Это был лучший знаток эстетики в лицее. Кошанский был главным сотрудником «Журнала изящных искусств», издававшегося в начале XIX века известным воспитателем А. С. Грибоедова — московским профессором И. Ф. Буле. Вопросы теории творчества и художественной критики широко разрабатывались в статьях молодого Кошанского, например о скульпторе Мартосе, как создателе памятника Пожарскому и Минину, или в трактате о призвании «истинного художника». О широкой эрудиции свидетельствует метод Кошанского «сближать все изящные искусства между собою» и открывать общие законы «в красноречии живописном, словесном и музыкальном». Все это показывает, что в лице Кошанского лицей имел серьезного искусствоведа с обширным литературно-эстетическим опытом и подлинной артистической культурой. Его влияние на Пушкина, уловимое лишь в отдельных фактах, ощущается все же как значительное и плодотворное.
Одно из лучших стихотворений раннего Пушкина (написанное в 1817 году, сейчас же по выходе из лицея) — «Торжество Вакха», — впервые возглашавшее в его поэзии «вакхальны припевы», как начало озаряющего разума и жизнеутверждающей мудрости, восходило к лекциям Кошанского по классической древности. Но оно вдохновлялось и некоторыми образцами современной русской поэзии. Любимец Батюшкова рано умерший поэт Александр Бенитцкий (один из группы «поэтов-радищевцев») в своей «Песне Вакху» прославлял веселого бога как носителя света и борца со злом: «Вакх жезлом своим волшебным усмиряет тигров, львов», — он вносит мир и радость в жизнь; «Славься, славься, сын Семелы!..»
Такое звучное, но традиционное восхваление развертывается у Пушкина в великолепную картину, полную красок и движения и достигающую поразительной пластической силы в описании бега вакханок. Это восторженный гимн юного человечества «в честь Вакха, муз и красоты!». Заключительные стихи уже звучат прелюдией к знаменитой «Вакхической песне».
Неудивительно, что этот ранний пушкинский гимн вдохновил молодого Даргомыжского на лирическую оперу «Торжество Вакха».
К 1821 году относится фрагмент Пушкина «Земля и море», представляющий собой переложение идиллии из «Цветов греческой поэзии» Кошанского. На его уроках Пушкин впервые услышал о древних «метрах», которыми впоследствии пользовался в своем творчестве. Здесь были четко поставлены вопросы поэтики, к которым он неоднократно впоследствии возвращался. Если в садах лицея молодой поэт «Цицерона не читал», он все же воспринял в классах профессора Кошанского начала античной культуры, питавшие его раннее творчество.
Французских классиков Пушкин охотно перечитывал на уроках Будри.

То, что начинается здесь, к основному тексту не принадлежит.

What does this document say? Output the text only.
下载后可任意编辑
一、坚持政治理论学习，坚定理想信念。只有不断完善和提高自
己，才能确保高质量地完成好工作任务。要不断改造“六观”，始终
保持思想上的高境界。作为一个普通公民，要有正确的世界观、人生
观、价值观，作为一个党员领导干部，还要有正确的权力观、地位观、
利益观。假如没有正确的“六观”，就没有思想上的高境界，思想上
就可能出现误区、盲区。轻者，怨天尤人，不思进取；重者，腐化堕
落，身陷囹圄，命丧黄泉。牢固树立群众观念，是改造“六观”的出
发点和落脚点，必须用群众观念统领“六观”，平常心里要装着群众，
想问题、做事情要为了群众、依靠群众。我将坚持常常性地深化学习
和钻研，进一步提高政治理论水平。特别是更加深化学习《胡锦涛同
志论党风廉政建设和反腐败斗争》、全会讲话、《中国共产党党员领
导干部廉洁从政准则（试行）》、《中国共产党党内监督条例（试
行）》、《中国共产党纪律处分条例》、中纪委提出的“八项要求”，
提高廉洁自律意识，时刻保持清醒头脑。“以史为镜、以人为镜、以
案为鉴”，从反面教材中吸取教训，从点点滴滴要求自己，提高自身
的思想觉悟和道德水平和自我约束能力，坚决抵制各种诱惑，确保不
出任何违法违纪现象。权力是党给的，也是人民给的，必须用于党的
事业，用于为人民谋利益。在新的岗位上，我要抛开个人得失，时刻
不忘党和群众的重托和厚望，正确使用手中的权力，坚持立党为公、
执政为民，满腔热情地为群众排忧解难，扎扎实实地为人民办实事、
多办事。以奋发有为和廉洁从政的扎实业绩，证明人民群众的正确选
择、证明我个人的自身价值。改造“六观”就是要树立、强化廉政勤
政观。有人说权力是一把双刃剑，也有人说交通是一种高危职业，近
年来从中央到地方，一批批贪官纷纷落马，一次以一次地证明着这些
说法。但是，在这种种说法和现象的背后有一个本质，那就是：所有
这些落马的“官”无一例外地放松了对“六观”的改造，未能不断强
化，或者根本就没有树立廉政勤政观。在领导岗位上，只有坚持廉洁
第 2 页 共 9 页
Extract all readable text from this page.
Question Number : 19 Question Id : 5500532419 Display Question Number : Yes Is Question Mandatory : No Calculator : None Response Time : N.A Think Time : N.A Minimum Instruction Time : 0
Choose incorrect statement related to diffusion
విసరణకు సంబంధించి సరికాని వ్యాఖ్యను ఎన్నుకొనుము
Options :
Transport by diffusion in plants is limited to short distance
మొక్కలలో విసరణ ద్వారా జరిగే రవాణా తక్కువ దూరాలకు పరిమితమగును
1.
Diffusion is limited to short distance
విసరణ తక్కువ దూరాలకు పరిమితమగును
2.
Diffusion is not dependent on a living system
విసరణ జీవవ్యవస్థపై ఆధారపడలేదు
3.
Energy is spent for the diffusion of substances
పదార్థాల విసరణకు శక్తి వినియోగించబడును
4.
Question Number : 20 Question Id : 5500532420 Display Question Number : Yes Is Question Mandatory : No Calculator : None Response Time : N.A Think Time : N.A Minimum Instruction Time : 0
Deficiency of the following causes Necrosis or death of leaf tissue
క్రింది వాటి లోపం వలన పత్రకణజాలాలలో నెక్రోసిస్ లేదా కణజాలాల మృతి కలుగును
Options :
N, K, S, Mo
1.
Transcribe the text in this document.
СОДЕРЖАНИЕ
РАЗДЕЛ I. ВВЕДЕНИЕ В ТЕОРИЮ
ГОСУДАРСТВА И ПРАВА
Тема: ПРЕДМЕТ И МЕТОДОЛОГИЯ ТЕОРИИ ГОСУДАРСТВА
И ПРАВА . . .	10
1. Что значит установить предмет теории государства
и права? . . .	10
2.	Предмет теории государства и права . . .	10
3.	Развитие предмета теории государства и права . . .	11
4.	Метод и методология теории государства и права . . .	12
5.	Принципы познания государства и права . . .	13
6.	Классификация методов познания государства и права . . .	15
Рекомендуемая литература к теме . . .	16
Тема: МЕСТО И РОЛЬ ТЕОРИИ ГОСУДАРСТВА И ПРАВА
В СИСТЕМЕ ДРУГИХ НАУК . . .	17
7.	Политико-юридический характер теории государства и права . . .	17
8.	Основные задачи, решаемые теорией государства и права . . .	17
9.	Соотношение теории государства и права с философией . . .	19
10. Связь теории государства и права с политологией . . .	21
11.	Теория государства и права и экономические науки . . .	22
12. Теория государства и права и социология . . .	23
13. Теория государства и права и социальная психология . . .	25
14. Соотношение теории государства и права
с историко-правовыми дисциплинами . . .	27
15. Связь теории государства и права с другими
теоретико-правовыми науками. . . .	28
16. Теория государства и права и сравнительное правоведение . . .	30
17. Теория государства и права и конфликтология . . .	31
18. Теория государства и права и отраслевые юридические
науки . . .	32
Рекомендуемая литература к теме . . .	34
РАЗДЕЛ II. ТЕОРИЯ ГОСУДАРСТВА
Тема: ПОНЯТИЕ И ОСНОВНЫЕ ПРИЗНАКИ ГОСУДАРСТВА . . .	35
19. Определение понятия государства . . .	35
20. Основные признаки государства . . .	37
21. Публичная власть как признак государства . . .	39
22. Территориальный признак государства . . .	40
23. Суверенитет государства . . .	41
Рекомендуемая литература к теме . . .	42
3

Этот маленький плотный старичок, еще носивший по традиции XVIII века пудреный парик, своим убогим костюмом напоминал якобинца. Такая несогласованность наружного вида отчасти соответствовала и внутреннему его облику. Будри, по словам Пушкина, был ловким придворным, что не мешало ему высказывать на уроках «демократические мысли». Сын итальянца и швейцарки, он с детства жил и учился в Женеве, где поселился его отец доктор медицины и философии Жан Марат. Культурные традиции фамилии сказались на деятельности старшего сына, знаменитого Жана-Поля Марата, одного из виднейших деятелей революционной Франции, известного также своими научными работами по медицине, физике, уголовному и государственному праву. Не отличаясь дарованиями брата, Давид Марат, ставший в екатерининской России Давыдом Ивановичем де Будри, проявил себя замечательным педагогом. Лицеист первого выпуска Модест Корф, давший ироническую оценку всем своим профессорам, отзывается о Будри с высокой похвалой, как об единственном лицейском наставнике, способствовавшем общему развитию слушателей.
В основу усвоения иностранного языка он полагал живой разговор, а в преподавании ставил себе задачей вскрыть перед слушателями «композицию речи», «изобразительное действие слова». Следует думать, что Будри значительно углубил познания, полученные Пушкиным от Монфора и Руссло, и, может быть, первый вызвал в нем интерес к вопросам построения французской классической прозы.
Будри, видимо, сразу зорко и верно оценил своего лучшего слушателя. Уже в первый лицейский год, когда большинство преподавателей отмечает в Пушкине «слабое прилежание», строгий Будри уверенно сообщает: «Считается между первыми во французском классе;
В лицейской среде этот профессор представлял единственную реальную связь с революционной Францией. Он не избегал разговоров с учениками о своем знаменитом брате, называл Робеспьера и другие имена той эпохи.